Beitragvon aram » 23.11.2007, 00:06

hier sprechen manche kommentatoren von "der globalisierung" als wäre das ein begriff mit fester, unveränderlicher bedeutung - das ist doch unsinn; natürlich nimmt der text auf landläufige konnotation bezug, aber diese wird doch nicht 'vertreten' - es kann doch ganz verschiedene arten von "globalisierung" geben - und um welche es hier geht, ist doch deutlich vorgeführt - ein naives 'global village', dass durch 'kontinentalverschiebung' gewaltsam erzeugt wird - ein herrliches ironisches bild, finde ich.
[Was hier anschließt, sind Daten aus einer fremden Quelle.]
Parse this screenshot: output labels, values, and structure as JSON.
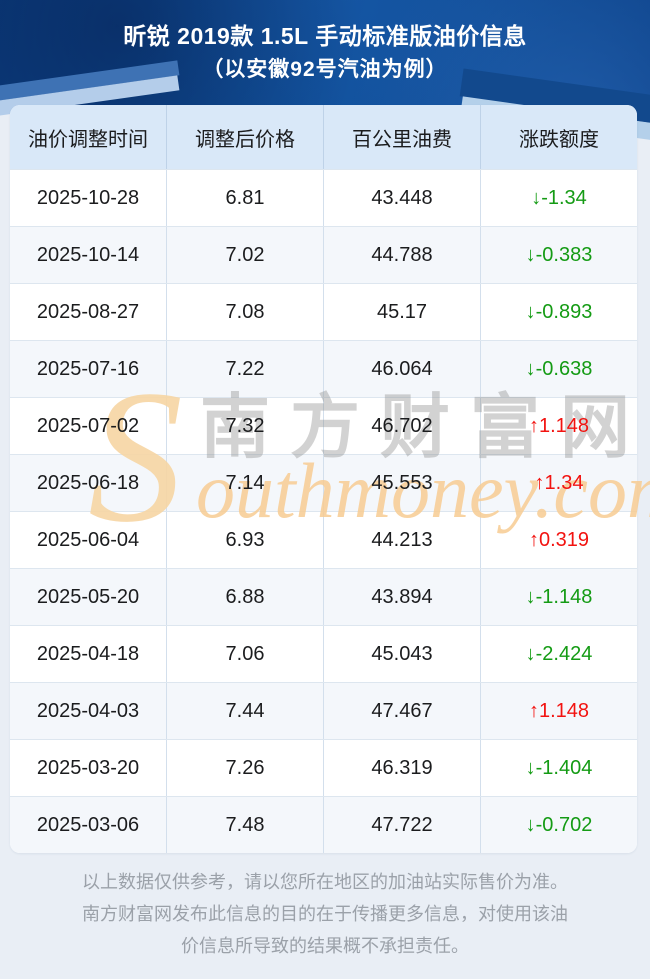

manche reaktionen erinnern mich ein wenig an solche auf lisas text "meinen schwarzen kindern" in dem dann auch noch die zeile "ach fragten sie doch nach brot" vorkam - da gibt es scheinbar 'reizworte' in texten, die bei manchen rezipienten sofort eine vermeintlich ausschließlich zugehörige thematik auslösen, als gäbe es nur diesen speziellen kontext - "die globalisierung leicht zu nehmen, halte ich für indiskutabel" - welche globalisierung, beschäftigt sich dieser text überhaupt mit dieser art von g.? - nö, er spielt - meines erachtens sehr gut - mit der konnotation.

edit: wobei das ineinander übergeht, man kann natürlich genau so sagen, der text ist ja gerade ein kommentar auf einen - von vielen positiv gesehenen - globalisierungstraum, in dem er diesen durch das physische rumpuzzeln mit kontinentalteilen darstellt, etwas absolut unmöglichem und ungeheuerlich gewaltsamen - wie kann man dazu sagen "leicht nehmen?" - höchstens wenn man den erzähler nicht als kunstfigur sieht und seine naivität für die des autors hält.
Zuletzt geändert von aram am 23.11.2007, 00:25, insgesamt 1-mal geändert.